L’allarme della First CISL sulla “desertificazione bancaria” ha trovato sempre ampia eco nell’informazione locale. Ieri ne ha dato risalto anche il quotidiano Bresciaoggi con un forte richiamo fin dalla prima pagina:   “Sportelli bancari: Brescia in 8 anni ne ha persi 200. Gli effetti della desertificazione bancaria nel Bresciano non si fermano: altri due Comuni – dove è rimasto solo il bancomat – hanno perso la filiale negli ultimi sei mesi, ovvero Milzano e Polpenazze. In otto anni sono scomparsi 200 sportelli. E si prospettano nuove chiusure“.

 

Disagi per tantissime persone

Dopo avere ricordato la dimensione del problema a livello nazionale (“In Italia c’è un’area vasta quanto i territori di Lombardia, Veneto e Piemonte messi assieme totalmente sprovvista di sportelli bancari”), il giornale ha rilanciato la denuncia della federazione CISL dei lavoratori del credito sugli effetti di questa situazione: “Per milioni di persone, soprattutto anziani, significa dover sopportare pesanti disagi per accedere a servizi necessari alla loro vita quotidiana”.

 

Le difficoltà per le piccole imprese

Ma la “precipitosa ritirata degli istituti di credito” mette in difficoltà anche l’economia, perché per “molte piccole imprese la mancanza di una filiale in paese rappresenta un problema rilevante.
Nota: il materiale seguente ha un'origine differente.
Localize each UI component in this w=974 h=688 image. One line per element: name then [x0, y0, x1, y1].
Un problema che si riassume semplicemente con due parole: meno credito, in un contesto storicamente caratterizzato dalla sottocapitalizzazione delle imprese”.

 

Niente sportelli, più truffe

Alla diminuzione degli sportelli bancari si accompagna “l’aumento verticale e vertiginoso delle truffe”. E non sono solo gli anziani a farne le spese – ha spiegato Andrea Di Noia, segretario generale First CISL Brescia – ma anche le aziende: “Il legame tra desertificazione bancaria e raggiri è il risultato di un’abitudine malsana che porta ad avere sempre più spesso un rapporto squisitamente virtuale con la banca, il che significa cadere più facilmente nella rete” dei truffatori.